Editorial Reviews for this title:
The anarchic, phenomenally strong-selling classic from the godfather of the Beats, featuring for the first time the restored text, all the accompanying essays, and newly discovered material from the original manuscript. Revitalised with a cool new jacket and an anecdote-packed P.S. Section. Welcome to Interzone! Say hello to Bradley the Buyer, the best narcotics agent in the business. Check yourself into the hospital where Dr Benway works -- but don't expect adrenalin if you need it (the night porter shot it up for kicks). Meet Dr 'Fingers' Schafer, the Lobotomy Kid, and his greatest creation, 'The Complete American De-anxietized Man', a marvel of invasive psychiatry who has been reduced to nothing but a spinal cord. Told by an Ivy League-educated narcotics addict, 'Naked Lunch' juxtaposes two journeys: the narrator's physical progress from America to North Africa, via Mexico, and a terrifying descent into his own altered consciousness. In this 'Interzone', loosely based on Burroughs' temporary home of Tangier, sex, drugs and murder are the most basic of commodities, and the basest desires have become completely banal. Provocative, influential, morbidly fascinating and mordantly funny, 'Naked Lunch' takes us on an exhilarating ride through the darkest recesses of the human psyche -- a ride which stunned the literary world when first published in the repressed 1950s, and is still guaranteed to epater more than a few bourgeois. Over forty years since first publication, Burroughs scholar Barry Miles and Burroughs' longtime editor James Grauerholz have compiled this definitive restored text, correcting numerous errors that have accumulated over the years, and incorporating all of Burroughs' notes and accompanying essays. Most exciting of all, this edition includes an appendix of newly discovered, never before seen material -- including alternate drafts from the original manuscript and letters from Burroughs' private correspondence.
"He was," as Salon
's Gary Kamyia notes, "20th-century drug culture's Poe, its Artaud, its Baudelaire. He was the prophet of the literature of pure experience, a phenomenologist of dread.... Burroughs had the scary genius to turn the junk wasteland into a parallel universe, one as thoroughly and obsessively rendered as Blake's."
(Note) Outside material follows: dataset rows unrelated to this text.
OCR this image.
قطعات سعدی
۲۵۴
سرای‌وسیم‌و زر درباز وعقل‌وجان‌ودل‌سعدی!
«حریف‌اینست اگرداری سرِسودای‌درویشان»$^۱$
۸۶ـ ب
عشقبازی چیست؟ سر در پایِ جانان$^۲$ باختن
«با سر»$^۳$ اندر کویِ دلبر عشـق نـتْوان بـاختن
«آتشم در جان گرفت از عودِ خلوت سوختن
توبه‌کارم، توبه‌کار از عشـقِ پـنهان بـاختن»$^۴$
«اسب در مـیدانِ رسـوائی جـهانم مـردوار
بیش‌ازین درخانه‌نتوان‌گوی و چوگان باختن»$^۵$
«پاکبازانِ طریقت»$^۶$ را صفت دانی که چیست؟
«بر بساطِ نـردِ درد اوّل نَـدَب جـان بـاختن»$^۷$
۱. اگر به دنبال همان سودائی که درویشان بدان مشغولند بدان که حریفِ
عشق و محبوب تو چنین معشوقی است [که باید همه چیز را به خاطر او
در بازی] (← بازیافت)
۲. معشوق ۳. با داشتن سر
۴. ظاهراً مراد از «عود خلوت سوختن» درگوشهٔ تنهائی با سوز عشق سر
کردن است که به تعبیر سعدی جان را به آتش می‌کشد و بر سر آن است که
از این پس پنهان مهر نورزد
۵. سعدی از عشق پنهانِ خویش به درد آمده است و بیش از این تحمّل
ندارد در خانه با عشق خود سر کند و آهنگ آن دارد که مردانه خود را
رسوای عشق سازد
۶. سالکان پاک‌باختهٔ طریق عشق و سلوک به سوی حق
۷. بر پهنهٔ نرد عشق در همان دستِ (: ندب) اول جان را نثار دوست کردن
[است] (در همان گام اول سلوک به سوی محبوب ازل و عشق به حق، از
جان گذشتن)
Why has this homosexual ex-junkie, whose claim to fame rests entirely on one book--the hallucinogenic ravings of a heroin addict--so seized the collective imagination? Burroughs wrote Naked Lunch in a Tangier, Morocco, hotel room between 1954 and 1957. Allen Ginsberg and his beatnik cronies burst onto the scene, rescued the manuscript from the food-encrusted floor, and introduced some order to the pages. It was published in Paris in 1959 by the notorious Olympia Press and in the U.S. in 1962; the landmark obscenity trial that ensued served to end literary censorship in America.
Burroughs's literary experiment--the much-touted "cut-up" technique--mirrored the workings of a junkie's brain. But it was junk coupled with vision: Burroughs makes teeming amalgam of allegory, sci-fi, and non-linear narration, all wrapped in a blend of humor--slapstick, Swiftian, slang-infested humor. What is Naked Lunch about? People turn into blobs amidst the sort of evil that R. Crumb, in the decades to come, would inimitably flesh out with his dark and creepy cartoon images. Perhaps the most easily grasped part of Naked Lunch is its America-bashing, replete with slang and vitriol. Read it and see for yourself.